Hydrolyzable Tannins

These are based on nonflavonoid phenols and exist primarily as esters. They are oxidative and relatively easily decomposed via hydrolysis. Hydrolyzable tannins are derivatives of gallic acid, which esterifies to the most simple form known as gallotannins. The most common form of gallotannin is pentagalloyl glucose (PGG), though there are many variations. When coupling of galloyl groups occurs, ellagitannins are formed.
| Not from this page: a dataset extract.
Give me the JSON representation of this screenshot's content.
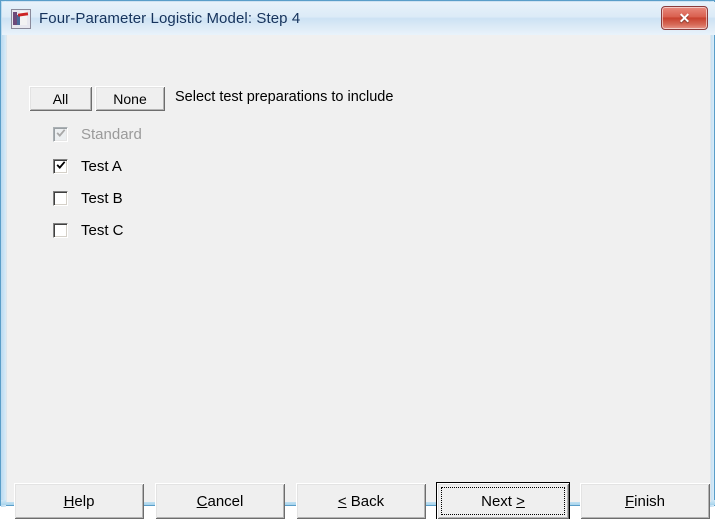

Hydrolyzable tannins represent a small portion of tannins present in wine. They are primarily derived from commercial tannin additives and oak during maturation. They are generally considered as soft tannins (i.e. are not harsh or very astringent) that lead to a pronounced but rounder mouthfeel.

Condensed Tannins

Also referred to as proanthocyanidins/proanthocyanins because of their ability to polymerize with anthcyanins, condensed tannins are based on flavonoid phenols. These tannins cannot be easily decomposed by hydrolysis, and are made of catechins and epicatechins.

Condensed tannin levels decrease during maturation as they react with proteins and polymerize to form long-chain polymers. They are typically present in younger wines as dimers or trimers, but can polymerize during maturation to molecules with up to 14 flavonoid units. Longer-chain tannins are considered more favorable for wine quality as they tend to be perceived as less bitter but more astringent.


Anthocyanins are composed largely of luecoanthocyadinins and luecoanthocyanins flavonoid phenols. While they attribute the color of red grapes and wine, anthocyanins have very little effect on a wine's bitterness or astringency. There are typically five forms found in wine grapes/juice, the most common being malividin-3-D-glucoside.

Stability of anthocyanins and the color of red wine is dependent on several factors including wine pH, presence of sulfur, and polymerization. 

  • Potential red color is only 50% visible in wine with pH values greater than 3.0. This would include almost all wines.
  • Sulfur dioxide binds to carbon 4, the same site as other phenolic compounds. The inhibition of polymerization may lead to temporary or permanent decolorization, depending on stage of processing.
  • Polymerization rate rapidly increases in the presence of acetaldehyde.
  • A fine balance between enough and too much polymerization has been noted; reactions between anthocyanins and highly polymerized anthocyanidins (condensed tannins) can form instable compounds that will precipitate and decrease color.